Interesting insight from the Leonard Arrington Diaries
Posted: Fri May 25, 2018 10:35 am
Kurt Manwaring is interviewing Gary Bergera who has been working with the Arrington family to publish Leonard Arrington's diaries.
This is excellent insight into the inner workings of the Quorum of the 12 and FP as well as the nature of their information silo. It seems nothing gets done or answered without running it up the flagpole and highlights the inherent run around. No wonder the church is slow to change.
You can read the interview here:
http://www.timesandseasons.org/index.ph ... y-bergera/
This is excellent insight into the inner workings of the Quorum of the 12 and FP as well as the nature of their information silo. It seems nothing gets done or answered without running it up the flagpole and highlights the inherent run around. No wonder the church is slow to change.
You can read the interview here:
http://www.timesandseasons.org/index.ph ... y-bergera/
Kurt Manwaring: Could you share one or two entries you consider to be gems and provide your own brief commentary?
Gary Bergera: I know I’m biased, but there are so many gems, it’s difficult, if not impossible, to identify the best. That said, here’s one that I think encapsulates the difficulties Arrington found himself facing, his frustrations with his own inability as how best to respond, and his temperament in such situations. From December 12, 1976:
“My experience in working for the Church for, now, almost five years suggests several comments.
“First, I find the Church, in most instances, to be a beneficent employer. That is, the Church will be compassionate with an employee in a manner that a private employer would not be. It will work with a homosexual, with a cripple, with a retardee, with a person in bad health, with a person undergoing mental health problems. It will try to salvage a life, a situation, a deteriorating health or social or family relationship.
“Second, the Church, being led primarily by older people, will attempt to get by as cheaply as possible, will pay less than competitive businesses pay, will grant smaller increases than private businesses will grant, will resist upgrading salary scales, will feel that the Church should pay less than competitive salaries. The Church will lag behind other businesses and institutions in introducing improvements in its salary scales, will make changes reluctantly and grudgingly.
“Third, in positions like mine which are ‘sensitive’ the security is less than in a university, in the Federal government, in private business. One feels more insecure because he is subject to arbitrary action by any member of the Quorum of the Twelve, and he sees every week examples of such arbitrary action.
“Fourth, there are administrative problems in dealing with the hierarchy.

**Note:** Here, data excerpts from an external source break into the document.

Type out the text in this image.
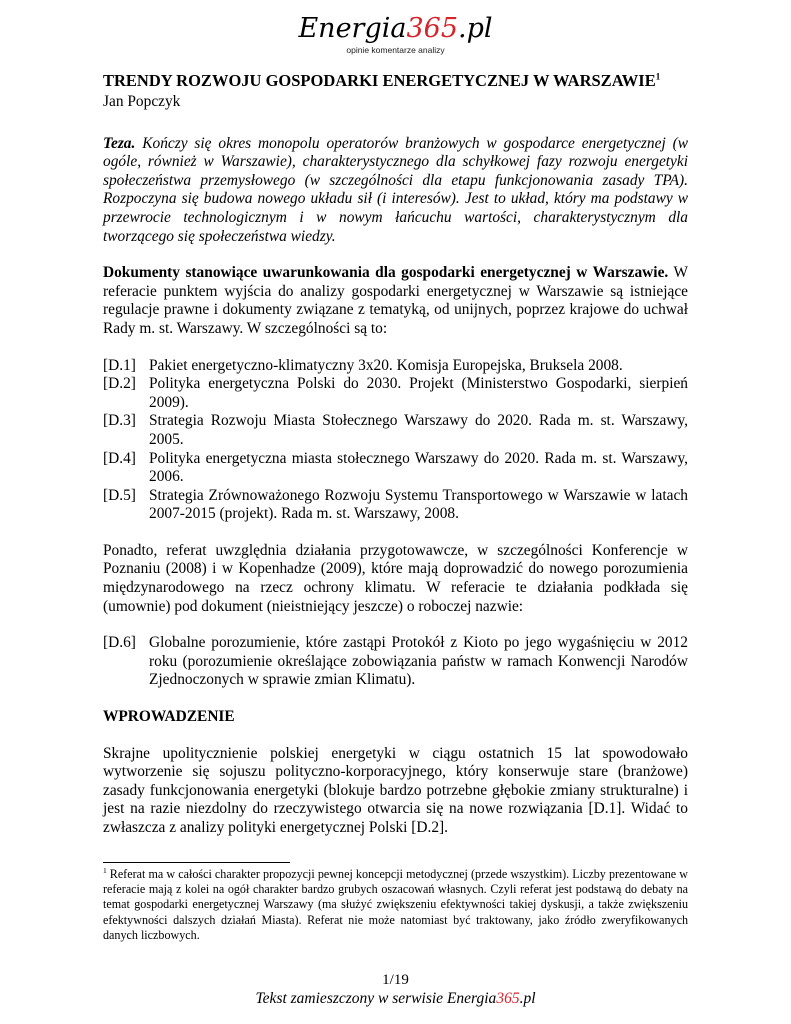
Energia365.pl
opinie komentarze analizy
TRENDY ROZWOJU GOSPODARKI ENERGETYCZNEJ W WARSZAWIE$^1$

Jan Popczyk

Teza. Kończy się okres monopolu operatorów branżowych w gospodarce energetycznej (w ogóle, również w Warszawie), charakterystycznego dla schyłkowej fazy rozwoju energetyki społeczeństwa przemysłowego (w szczególności dla etapu funkcjonowania zasady TPA). Rozpoczyna się budowa nowego układu sił (i interesów). Jest to układ, który ma podstawy w przewrocie technologicznym i w nowym łańcuchu wartości, charakterystycznym dla tworzącego się społeczeństwa wiedzy.

Dokumenty stanowiące uwarunkowania dla gospodarki energetycznej w Warszawie. W referacie punktem wyjścia do analizy gospodarki energetycznej w Warszawie są istniejące regulacje prawne i dokumenty związane z tematyką, od unijnych, poprzez krajowe do uchwał Rady m. st. Warszawy. W szczególności są to:

[D.1] Pakiet energetyczno-klimatyczny 3x20. Komisja Europejska, Bruksela 2008.
[D.2] Polityka energetyczna Polski do 2030. Projekt (Ministerstwo Gospodarki, sierpień 2009).
[D.3] Strategia Rozwoju Miasta Stołecznego Warszawy do 2020. Rada m. st. Warszawy, 2005.
[D.4] Polityka energetyczna miasta stołecznego Warszawy do 2020. Rada m. st. Warszawy, 2006.
[D.5] Strategia Zrównoważonego Rozwoju Systemu Transportowego w Warszawie w latach 2007-2015 (projekt). Rada m. st. Warszawy, 2008.

Ponadto, referat uwzględnia działania przygotowawcze, w szczególności Konferencje w Poznaniu (2008) i w Kopenhadze (2009), które mają doprowadzić do nowego porozumienia międzynarodowego na rzecz ochrony klimatu. W referacie te działania podkłada się (umownie) pod dokument (nieistniejący jeszcze) o roboczej nazwie:

[D.6] Globalne porozumienie, które zastąpi Protokół z Kioto po jego wygaśnięciu w 2012 roku (porozumienie określające zobowiązania państw w ramach Konwencji Narodów Zjednoczonych w sprawie zmian Klimatu).

WPROWADZENIE

Skrajne upolitycznienie polskiej energetyki w ciągu ostatnich 15 lat spowodowało wytworzenie się sojuszu polityczno-korporacyjnego, który konserwuje stare (branżowe) zasady funkcjonowania energetyki (blokuje bardzo potrzebne głębokie zmiany strukturalne) i jest na razie niezdolny do rzeczywistego otwarcia się na nowe rozwiązania [D.1]. Widać to zwłaszcza z analizy polityki energetycznej Polski [D.2].

$^1$ Referat ma w całości charakter propozycji pewnej koncepcji metodycznej (przede wszystkim). Liczby prezentowane w referacie mają z kolei na ogół charakter bardzo grubych oszacowań własnych. Czyli referat jest podstawą do debaty na temat gospodarki energetycznej Warszawy (ma służyć zwiększeniu efektywności takiej dyskusji, a także zwiększeniu efektywności dalszych działań Miasta). Referat nie może natomiast być traktowany, jako źródło zweryfikowanych danych liczbowych.
1/19
Tekst zamieszczony w serwisie Energia365.pl
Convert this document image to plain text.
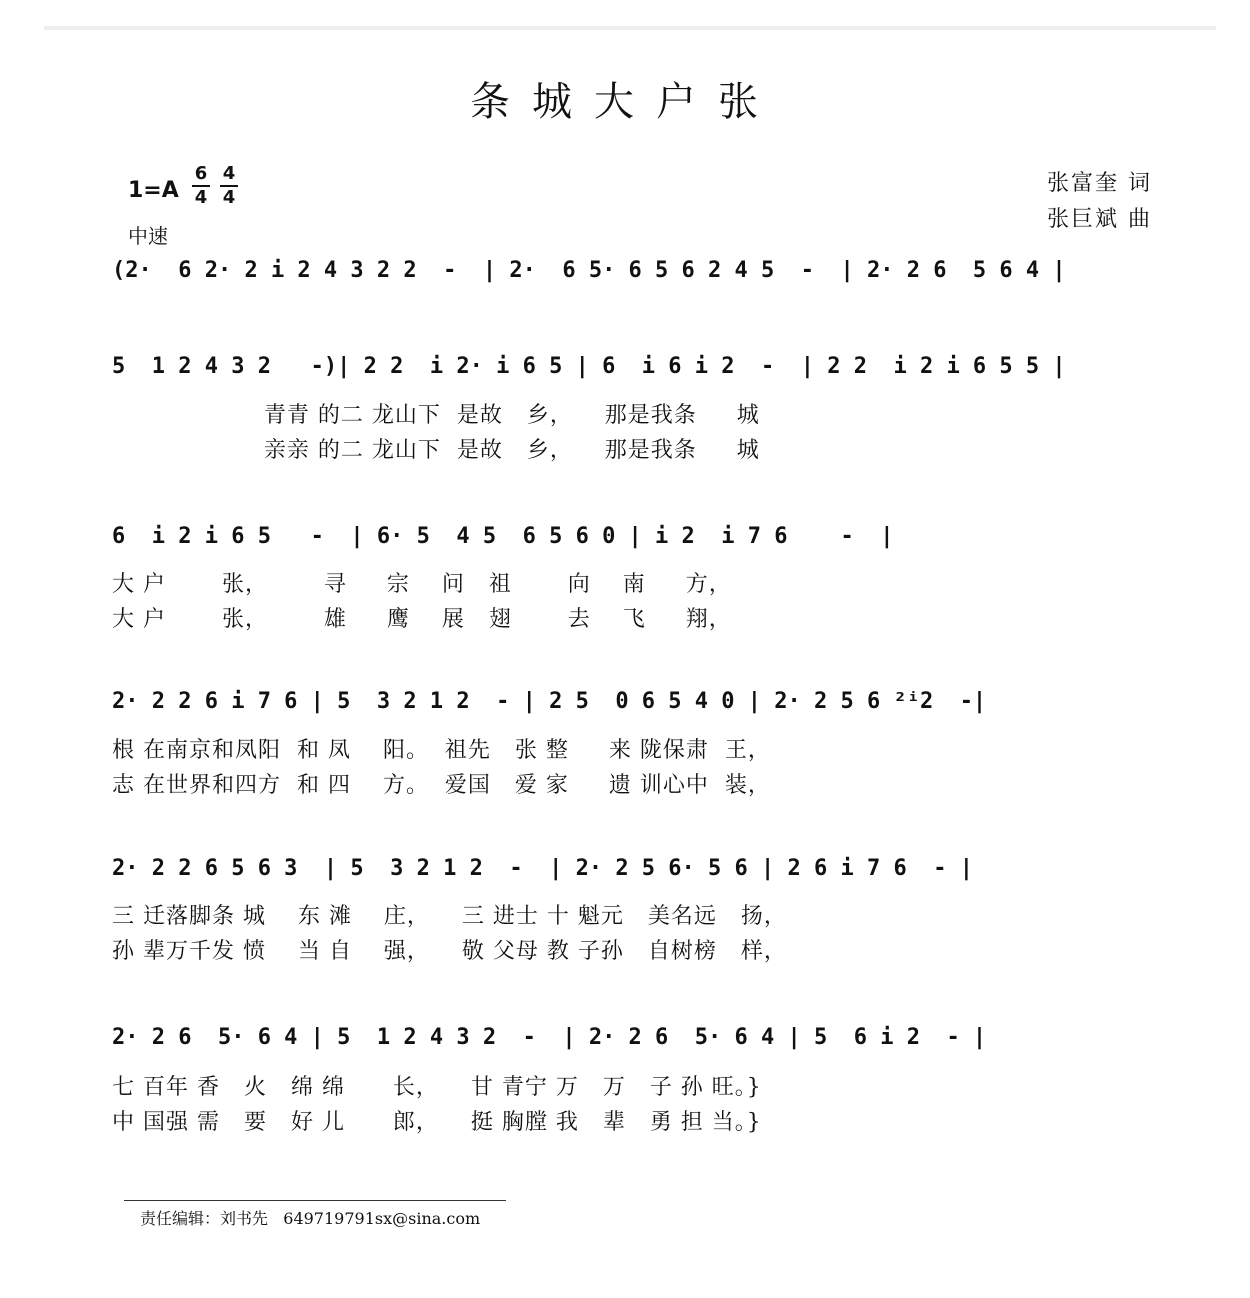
条城大户张
1=A
6
4
4
4
中速
张富奎 词
张巨斌 曲
(2·  6 2· 2 i 2 4 3 2 2  -  | 2·  6 5· 6 5 6 2 4 5  -  | 2· 2 6  5 6 4 |
5  1 2 4 3 2   -)| 2 2  i 2· i 6 5 | 6  i 6 i 2  -  | 2 2  i 2 i 6 5 5 |
青青 的二 龙山下  是故   乡，    那是我条     城
亲亲 的二 龙山下  是故   乡，    那是我条     城
6  i 2 i 6 5   -  | 6· 5  4 5  6 5 6 0 | i 2  i 7 6    -  |
大 户       张，       寻     宗    问   祖       向    南     方，
大 户       张，       雄     鹰    展   翅       去    飞     翔，
2· 2 2 6 i 7 6 | 5  3 2 1 2  - | 2 5  0 6 5 4 0 | 2· 2 5 6 ²ⁱ2  -|
根 在南京和凤阳  和 凤    阳。  祖先   张 整     来 陇保肃  王，
志 在世界和四方  和 四    方。  爱国   爱 家     遗 训心中  装，
2· 2 2 6 5 6 3  | 5  3 2 1 2  -  | 2· 2 5 6· 5 6 | 2 6 i 7 6  - |
三 迁落脚条 城    东 滩    庄，    三 进士 十 魁元   美名远   扬，
孙 辈万千发 愤    当 自    强，    敬 父母 教 子孙   自树榜   样，
2· 2 6  5· 6 4 | 5  1 2 4 3 2  -  | 2· 2 6  5· 6 4 | 5  6 i 2  - |
七 百年 香   火   绵 绵      长，    甘 青宁 万   万   子 孙 旺。}
中 国强 需   要   好 儿      郎，    挺 胸膛 我   辈   勇 担 当。}
责任编辑：刘书先   649719791sx@sina.com
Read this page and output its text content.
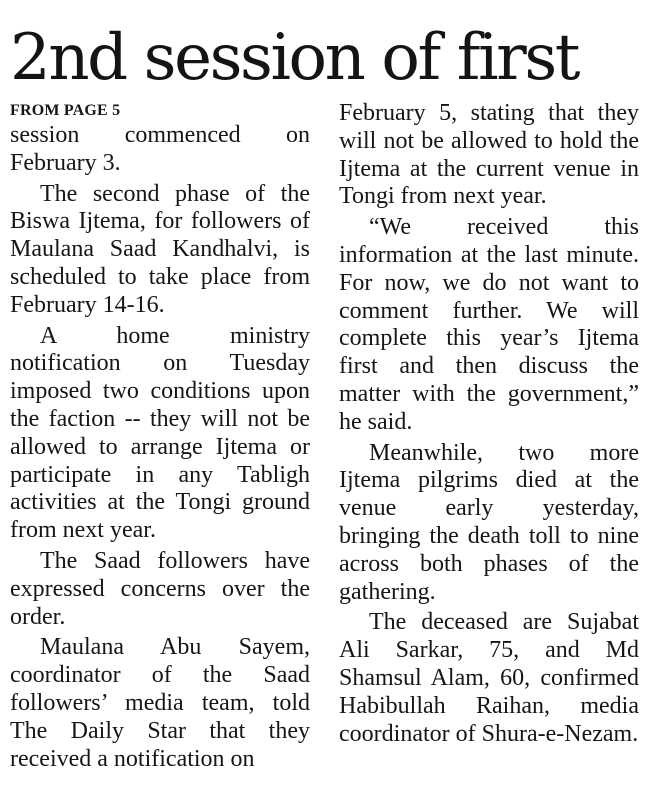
2nd session of first
FROM PAGE 5

session commenced on February 3.

The second phase of the Biswa Ijtema, for followers of Maulana Saad Kandhalvi, is scheduled to take place from February 14-16.

A home ministry notification on Tuesday imposed two conditions upon the faction -- they will not be allowed to arrange Ijtema or participate in any Tabligh activities at the Tongi ground from next year.

The Saad followers have expressed concerns over the order.

Maulana Abu Sayem, coordinator of the Saad followers’ media team, told The Daily Star that they received a notification on

February 5, stating that they will not be allowed to hold the Ijtema at the current venue in Tongi from next year.

“We received this information at the last minute. For now, we do not want to comment further. We will complete this year’s Ijtema first and then discuss the matter with the government,” he said.

Meanwhile, two more Ijtema pilgrims died at the venue early yesterday, bringing the death toll to nine across both phases of the gathering.

The deceased are Sujabat Ali Sarkar, 75, and Md Shamsul Alam, 60, confirmed Habibullah Raihan, media coordinator of Shura-e-Nezam.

Some of these are the product of the particular personalities. Our own experience is somewhat as follows. We want to determine a matter of policy. We take it to Elder [Joseph] Anderson [the managing director of the Church Historical Department]. Elder Anderson does not make a decision–almost never does he make a decision. He recommends we take that question to the Advisors to the Twelve. The Advisors almost never make a decision; they recommend we take it to the First Presidency. We do not receive answers on many of the questions we take to the First Presidency: The First Presidency wants to discuss it with the Twelve. It never gets on the agenda of the Twelve, or if it does make the agenda, they do not get to it. Or if they get to it someone asks a question about it which our Advisors can’t answer, so it is referred to them to get the answer. They subsequently ask us the question, we provide an answer, they go back with it to the Twelve. By that time, the Twelve have another question. We have had several of our proposals follow precisely this route, with no decision in a year or even two. This has happened on our proposal for a six-volume biography of Brigham Young, on our proposal to do a study of the operation of plural marriage, and on other matters of this type. This could be solved very easily if the Twelve would have one of us outside their Council room during the discussion, prepared to give an answer to any questions that might be asked.
“Fifth, we have observed instances in which a member of the Twelve ‘sounded off’ about our work without really knowing what we were trying to do or why, and without consulting us, our advisors, or our managing director, and without giving them or us a chance to answer the charges. We also have experienced only one instance (S. Dilworth Young’s letter on the [Edwin] Woolley biography) in which we have been praised or appreciation expressed for any of our books, articles, or any other accomplishment. It is normal for an employee to expect occasional expressions of appreciation for his work, and we try to do this for our own employees. But with all the books we have published, and articles, we have never had written or oral communications from Elder Anderson, our Advisors, members of the Quorum of the Twelve, or the First Presidency about them. As if each is fearful of putting something in writing which would later embarrass him. One almost feels that the bureaucracy and the hierarchy fail to use the Gospel in their dealing with their own appointees and, instead, rely on legalistic pronouncements and coercive administrative power. I have never seen a group of people so afraid to do something, so fearful of doing wrong, so terrorized by the possibility of vindictiveness. And this is a Church!”